In 2017, Gallup, Inc. published their “State of the Global Workplace,” looking at the levels of productivity around the world. They were concerned about the decline in productivity and wanted to develop a better picture of the situation. High productivity is a key to having a good quality of life, and this relates to how involved people are in their work. They found that worldwide, only about 15% of the people are highly involved. This varies from country to country with the highest levels of involvement in the USA and Canada at 31%. Those businesses in the top quartile of employee involvement in their global study are 21% more profitable and 17% more productive. They also have 70% fewer safety incidents, 40% fewer quality incidents, 41% lower absenteeism, and 59% lower turnover. The positive impact of employees being highly involved is huge.
These benefits of high levels of involvement are impressive.
In my newsletters, I have written extensively about the importance of leadership in improving involvement. Leaders focus on building respect, sharing information and making it safe for people to talk together, to share ideas and to build their future together. Leaders focus on change and improvement. Leaders also focus on helping people to see how their work is important for the success of the whole organization; this helps people to develop meaning in their work and builds commitment.
Most people in management positions focus on systems and processes like running a payroll or production line. They want reliability, predictability, control, and stability, which are important for much of the business. But when they apply this approach to people, things go downhill. This approach results in 71% of the people globally being unengaged and 19% being actively disengaged. Morale, safety and engagement are a mess. Managers engage in managership, and this will not solve the problem of building higher levels of engagement.
People in manager positions need to become stronger leaders. They need to spend several hours every day with the people around them, as well as those reporting to them. They need to go into their workplaces, talking respectfully with the people, sharing information, building trust and interdependence, listening and learning together. In doing this with quality, focused conversations, people open up, share ideas and come up with better ways to do their work. When I did this when I was a Plant Manager in a chemical plant with about 1,300 people and lots of hazardous chemicals and demanding jobs, our injury rate dropped by 98%, productivity rose by 45% and earning rose by 300%. The people were involved and committed because they wanted to be. I just set the conditions where this could happen.
I need to emphasize that respect in the workplace is so very important. Lack of respect degrades everything. Lack of respect leads to harassment, bullying, sabotage, fighting, and even murder. The leaders set the tone and the standards. Bullying is a problem in over half of our workplaces and about half the bullying is from managers. This is just unacceptable. Not only does it demean the people, it causes safety problems and wrecks involvement and productivity.
If the people at the top of our organizations really want to improve involvement, the treatment of people, safety and earnings, then they can do it. It is a matter of will. The knowledge and pathways are well known and proven.

Leaders are people who have a vision of what is possible, are concerned and care enough to make a difference, have the courage and commitment to do the work, and truly engage with people to learn, grow and to achieve their results. These are people who regularly go into their organizations, walk around, have the important conversations about getting better, building a respectful workplace, listening carefully, building trust and interdependence, and helping the people to be the best they can be. They create environments where it is safe to openly talk together, ask questions, share information, think out-loud and build a better future.

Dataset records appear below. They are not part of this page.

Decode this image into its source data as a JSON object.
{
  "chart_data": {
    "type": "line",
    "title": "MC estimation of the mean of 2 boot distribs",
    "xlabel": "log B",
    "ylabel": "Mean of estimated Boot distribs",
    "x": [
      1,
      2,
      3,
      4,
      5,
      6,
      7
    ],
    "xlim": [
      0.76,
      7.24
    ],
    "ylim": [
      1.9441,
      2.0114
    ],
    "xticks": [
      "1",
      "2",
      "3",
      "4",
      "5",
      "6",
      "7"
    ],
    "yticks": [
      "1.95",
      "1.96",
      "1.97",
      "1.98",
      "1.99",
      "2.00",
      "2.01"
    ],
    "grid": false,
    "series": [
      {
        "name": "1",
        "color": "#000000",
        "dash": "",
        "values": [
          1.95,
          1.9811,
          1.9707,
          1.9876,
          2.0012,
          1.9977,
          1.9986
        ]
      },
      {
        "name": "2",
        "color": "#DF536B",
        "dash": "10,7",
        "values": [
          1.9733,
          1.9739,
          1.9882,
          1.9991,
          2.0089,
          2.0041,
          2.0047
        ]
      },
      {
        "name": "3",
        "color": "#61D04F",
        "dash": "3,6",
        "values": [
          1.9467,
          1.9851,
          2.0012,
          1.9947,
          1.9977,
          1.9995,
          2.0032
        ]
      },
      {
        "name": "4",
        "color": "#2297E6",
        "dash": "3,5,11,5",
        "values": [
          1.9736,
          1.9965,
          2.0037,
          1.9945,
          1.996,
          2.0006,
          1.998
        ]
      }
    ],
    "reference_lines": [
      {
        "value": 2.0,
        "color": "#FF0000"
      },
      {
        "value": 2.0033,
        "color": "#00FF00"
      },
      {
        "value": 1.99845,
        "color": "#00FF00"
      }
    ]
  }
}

Lots of managers talk about the need for organizations to change and improve. But as I talk with people, go to conferences and read the safety literature, I hardly ever encounter anyone leading this way. So many managers do not know what it means to lead.

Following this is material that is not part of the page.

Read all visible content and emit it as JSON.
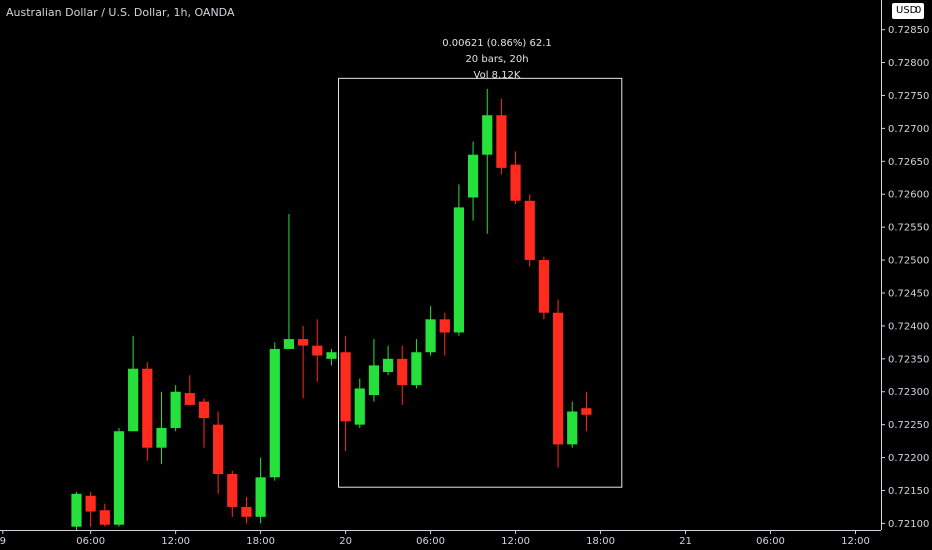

In our Partner-Centered Safety realm, we go beyond this to having everyone (the people on the floor, the supervisors, the managers, and all the others) feel they are cared about. Caring means helping each other, listening to each other, sharing information, being respectful, asking for help and receiving it, looking out for each other, saying we are sorry when we make a mistake, and treating each other as whole persons. Just what caring means for people is something on which they should all agree. Management, alone, should not do it for their approach can often be quite patronizing – treating the people in the work place as if they are children. All the people, at all levels, together, need to come up with their ideas about what caring is for them. Management should not try to dictate the answers, but management needs to open up and lead this discussion about caring or it will not be addressed. Caring is visible; as is non-caring. Partner-Centered Safety is visible caring. Mistreatment of people is non-caring.

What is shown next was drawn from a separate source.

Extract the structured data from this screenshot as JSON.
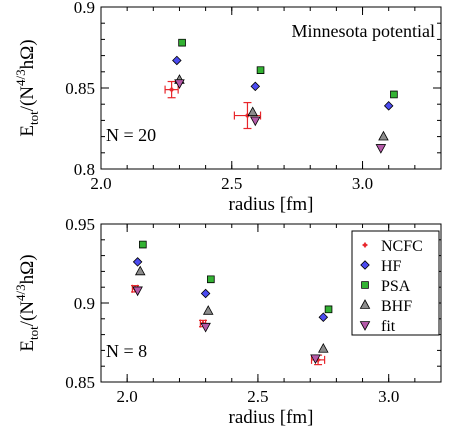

There are three main aspects to Partner-Centered Safety.
But, the machine view of organizations is the dominant paradigm right now. We direct the people to work in tight procedures. We manipulate them to do things right. We punish them when there is an injury or incidents. We look for root-cause. We think that if we can take things apart and understand the parts that we can understand the whole. Almost all the effort is engaged in doing things TO the people as if they were just interchangeable parts of a machine. Most people push back against authority in this paradigm. This is a win/lose environment.
People are often reluctant to speak up in these negative environments. Ideas for improvement never surface. New employees are negatively influenced and led astray. Supervisors have a very rough time getting the people to do their work properly. Grievance rates are high and much time is wasted needlessly because these are not addressed at an early stage.
As managers go into their workplaces, walking around watching, listening and sharing with true authenticity and interest, trust and interdependence build. People learn to open up, to share, to point out possible areas for improvement, and to realize that they are a critical part of the whole safety effort. A huge, positive shift in the safety culture occurs. The people close to the actual, physical work are often in the best position to see potential hazards that are not visible to the managers. The managers often need to push to meet production schedules so it is easy for them to miss these potential hazards. Therefore, having the active help of those closest to the work is an important piece of the total safety effort. This is one way we avoid disasters like the Deepwater Horizon explosion and fire.
Things do not have to be this way! Most of the people know that this is counter-productive but that is the way it is. However, when we engage the people from across the organization in the Complexity Leadership Process, guiding them in a purposeful conversation of discovery that changes everything, they find it does not have to be that way!